We are two arts students who produced a software engineer. We're still scratching our heads and wondering where he came from.

When he started his first job - working from home - there was a call to the door from his boss, welcoming him to the company with a new back pack, beanie hat, drinking cup and a box of fresh cupcakes.

He got a spanking new Mac from the company - no little Amstrad PCW 9512; how far has the world moved on?

Honestly - is there a cocktail called Silicon Valley? Because there sure ought to be.

But I wouldn't swap my university years and my English Lit degree for a seat at the table with Bill Gates or a ride in a rocket with a billionaire.

Yes, for jobs and opportunities, then STEM is very much where it's at.

But humanities are what make us human.

It's no easy ride.

Think of all those wannabe journos and magazine writers with my kind of degree, offering their talents for free just to get a foot in the door and resigning themselves to life in the garret or trotting off with the skinny latte and Americano double shot to keep the boss happy.

But someone needs to stand up for literature as the beating heart of what makes us who we are.

My mother tried to persuade me that the law offer might have been a better option... there was plenty of crime knocking about Belfast in the late 1970s.

But I spent an afternoon with a solicitor and needed two matchsticks to keep my eyelids open.

And what joy was to be had in four whole years of Pip and the kind convict Magwitch, of Macbeth and Patrick Kavanagh.

Looking back, it was wasted on most of us 19-year-olds.

We read a novel, a play and a poet each week.

We read Paradise Lost with an old, rather eccentric prof who wore tweed suits and called it "Paradise Lawst" but he was an easy marker - grand then.

And we read and debated and argued and read more. We drank wine at our tutorials and learned to defend our views.
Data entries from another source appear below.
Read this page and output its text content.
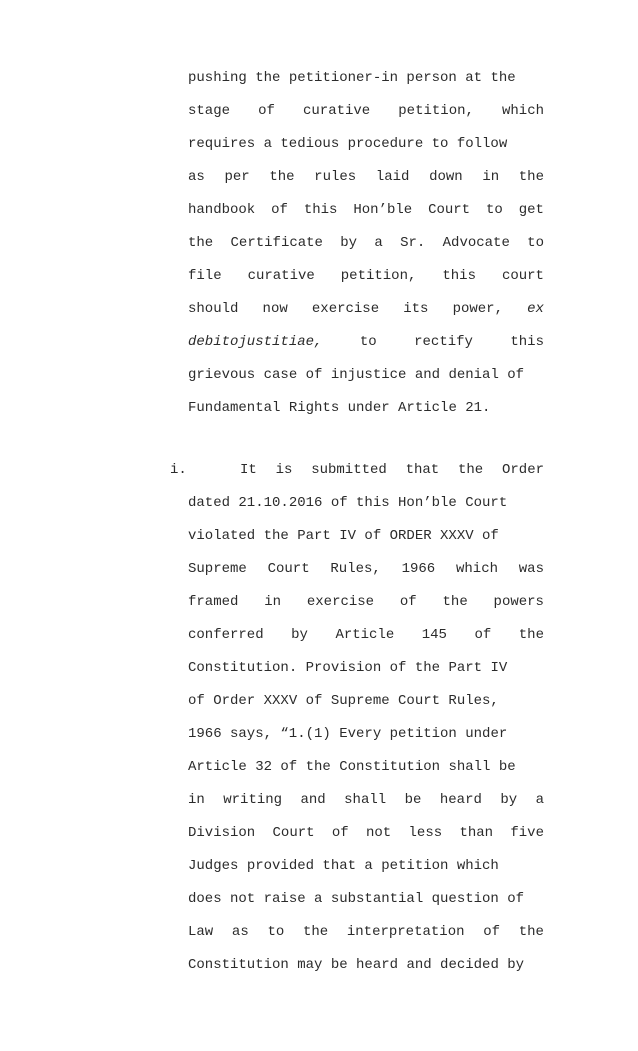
pushing the petitioner-in person at the
stage of curative petition, which
requires a tedious procedure to follow
as per the rules laid down in the
handbook of this Hon’ble Court to get
the Certificate by a Sr. Advocate to
file curative petition, this court
should now exercise its power, ex
debitojustitiae,	to	rectify	this
grievous case of injustice and denial of
Fundamental Rights under Article 21.
i.	It is submitted that the Order
dated 21.10.2016 of this Hon’ble Court
violated the Part IV of ORDER XXXV of
Supreme Court Rules, 1966 which was
framed in exercise of the powers
conferred by Article 145 of the
Constitution. Provision of the Part IV
of Order XXXV of Supreme Court Rules,
1966 says, “1.(1) Every petition under
Article 32 of the Constitution shall be
in writing and shall be heard by a
Division Court of not less than five
Judges provided that a petition which
does not raise a substantial question of
Law as to the interpretation of the
Constitution may be heard and decided by
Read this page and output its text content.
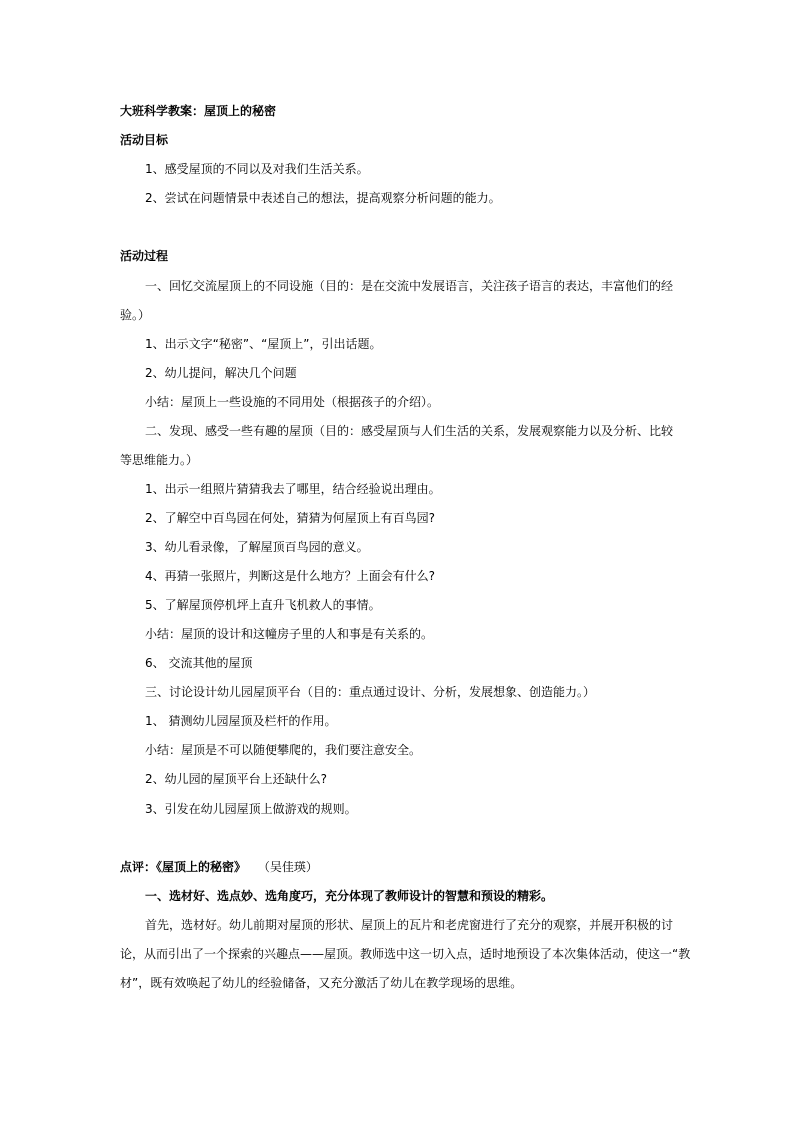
大班科学教案：屋顶上的秘密
活动目标
1、感受屋顶的不同以及对我们生活关系。
2、尝试在问题情景中表述自己的想法，提高观察分析问题的能力。
活动过程
一、回忆交流屋顶上的不同设施（目的：是在交流中发展语言，关注孩子语言的表达，丰富他们的经
验。）
1、出示文字“秘密”、“屋顶上”，引出话题。
2、幼儿提问，解决几个问题
小结：屋顶上一些设施的不同用处（根据孩子的介绍）。
二、发现、感受一些有趣的屋顶（目的：感受屋顶与人们生活的关系，发展观察能力以及分析、比较
等思维能力。）
1、出示一组照片猜猜我去了哪里，结合经验说出理由。
2、了解空中百鸟园在何处，猜猜为何屋顶上有百鸟园?
3、幼儿看录像，了解屋顶百鸟园的意义。
4、再猜一张照片，判断这是什么地方？上面会有什么?
5、了解屋顶停机坪上直升飞机救人的事情。
小结：屋顶的设计和这幢房子里的人和事是有关系的。
6、 交流其他的屋顶
三、讨论设计幼儿园屋顶平台（目的：重点通过设计、分析，发展想象、创造能力。）
1、 猜测幼儿园屋顶及栏杆的作用。
小结：屋顶是不可以随便攀爬的，我们要注意安全。
2、幼儿园的屋顶平台上还缺什么?
3、引发在幼儿园屋顶上做游戏的规则。
点评：《屋顶上的秘密》 （吴佳瑛）
一、选材好、选点妙、选角度巧，充分体现了教师设计的智慧和预设的精彩。
首先，选材好。幼儿前期对屋顶的形状、屋顶上的瓦片和老虎窗进行了充分的观察，并展开积极的讨
论，从而引出了一个探索的兴趣点——屋顶。教师选中这一切入点，适时地预设了本次集体活动，使这一“教
材”，既有效唤起了幼儿的经验储备，又充分激活了幼儿在教学现场的思维。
It was an education in the true sense of the word.

Looking back, I wish I'd been old enough to appreciate what we had.

I now know that poetry is soul food, for those who have lived, loved, lost.

Shakespeare's tragedies with all that jealousy, vaulting ambition or pride were lost on the teenage me.

Now I'm backing novelists like Mark Haddon - author of The Curious Incident of the Dog in the Night-Time - who have made a passionate plea to universities not to drop their English degrees.

Haddon says English is about history, psychology, philosophy, languages, sociology, theology... it's about what makes us human.

Writer Patrick Gale says English fosters our understanding of one another.

If more members of the cabinet had an English literature degree, he argues, then they wouldn't be cutting our overseas aid budget or radically undervaluing the importance of investing in children.

To misquote Bill Shankly, literature is not about life or death - it's much more important than that

One of my favourite films is The Curious Case of Benjamin Button about a man whose life is lived the other way round.

He is born old and grows younger. He has a perfect time with the woman he loves then she ages as he turns rebellious teenager.

So maybe university and the study of literature is wasted on the young.

Like Benjamin Button, perhaps we should all live our lives backwards - born old, hit retirement, work and go and read English and revel in the stories of Pip and Miss Havisham, Jane Eyre, Orlando.

Then regress to babyhood and end life with an orgasmic bang. Now that would be poetry.